Giudecca Arquitectos

Arbol Solar

Camino de la Reina. Sevilla, 2003.

Promoters: Seville City Council
Architects: Giudecca Arquitectos + Joaquín González Falcón.

"Some will say that the fallacious beauty created by penumbra is not authentic beauty... we create beauty by casting shadows in places that in themselves are insignificant... I believe that beauty is not a substance in itself but only a drawing of shadows, a play of dark lights produced by the juxtaposition of substances".The praise of the shadow. Tanizaki.
As in Tanizaki's quote, an attempt has been made to reconcile an architectural concept in which the idea of a tree is understood as a projection of shadows on the ground. The "Solar Tree" is based on an abstraction, which nevertheless in its material and constructive solution will facilitate the execution and economy of the piece. To achieve this great shadow, the first project decision was to group the 56 photovoltaic panels needed in a single support plane, which in a rectangular shape, defines a great shadow. An element that, however, is not completely opaque, to reproduce the heterogeneousness of the shadows produced by a tree. The support platform of the panels is perforated at different points of the grid, giving rise to the execution of boxes that allow light to pass through and allow the shade of the ground to be inhomogeneous. The supporting structure of this large platform, suspended at a height of ten metres and with an inclination of 30º (to favour the maximum performance of the plates), is built with a type of trunk and branches (standardised IPN profiles), which in some cases reach the upper plate, and in others end up forming some perforated plate boxes.
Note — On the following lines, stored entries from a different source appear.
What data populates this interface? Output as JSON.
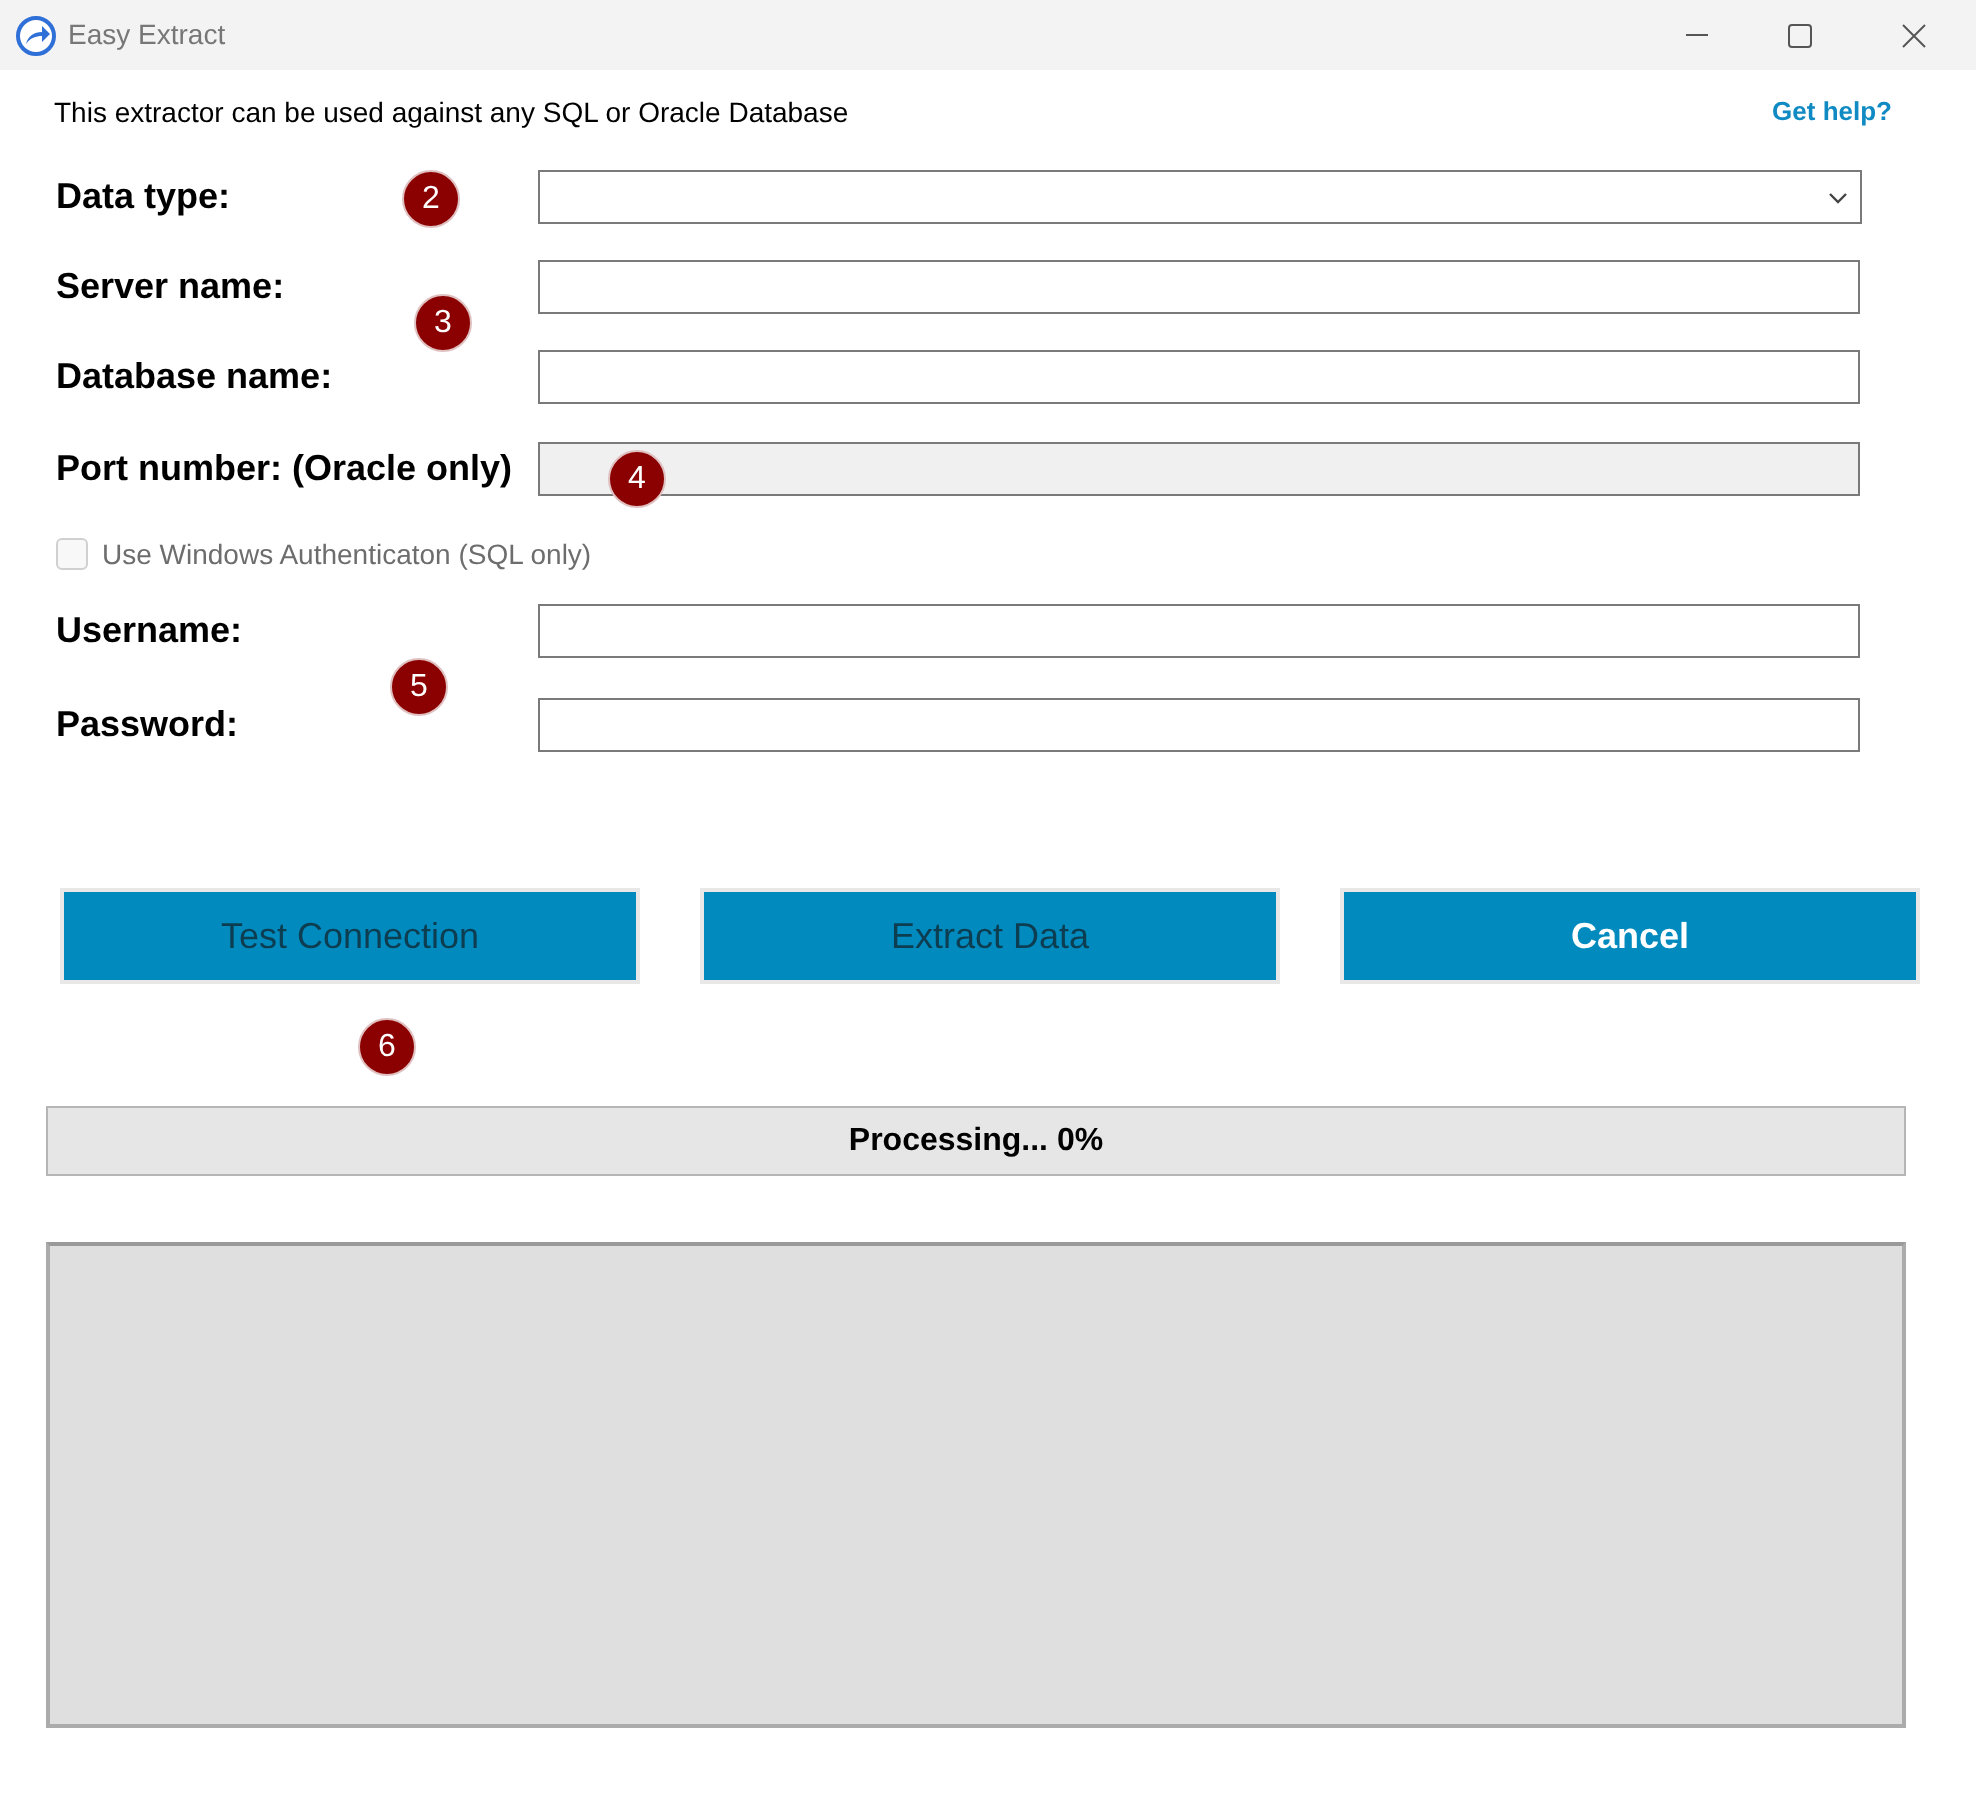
{
  "window": {
    "title": "Easy Extract"
  },
  "intro": "This extractor can be used against any SQL or Oracle Database",
  "help_link": "Get help?",
  "fields": [
    {
      "label": "Data type:",
      "kind": "select",
      "disabled": false
    },
    {
      "label": "Server name:",
      "kind": "text",
      "disabled": false
    },
    {
      "label": "Database name:",
      "kind": "text",
      "disabled": false
    },
    {
      "label": "Port number: (Oracle only)",
      "kind": "text",
      "disabled": true
    },
    {
      "label": "Use Windows Authenticaton (SQL only)",
      "kind": "checkbox",
      "checked": false,
      "disabled": true
    },
    {
      "label": "Username:",
      "kind": "text",
      "disabled": false
    },
    {
      "label": "Password:",
      "kind": "password",
      "disabled": false
    }
  ],
  "buttons": [
    {
      "label": "Test Connection",
      "disabled": true
    },
    {
      "label": "Extract Data",
      "disabled": true
    },
    {
      "label": "Cancel",
      "disabled": false
    }
  ],
  "progress": {
    "text": "Processing... 0%",
    "level": 0
  },
  "callouts": [
    {
      "number": "2"
    },
    {
      "number": "3"
    },
    {
      "number": "4"
    },
    {
      "number": "5"
    },
    {
      "number": "6"
    }
  ]
}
The structure has therefore a fundamental role in the formal definition of the "Solar Tree", however, it has been wanted to reinforce its expressiveness by making the whole piece with standardized profiles of laminated steel, emphasizing its industrial character and the idea of prototype to which we allude in principle: For this purpose the structure is shown as it is with the only protection of a galvanization treatment. In short, this piece aims to convert a strictly functional and industrial element -the support of a photovoltaic installation- into a playful experience, which transforms this element into urban furniture and an element of dissemination and knowledge of clean energies.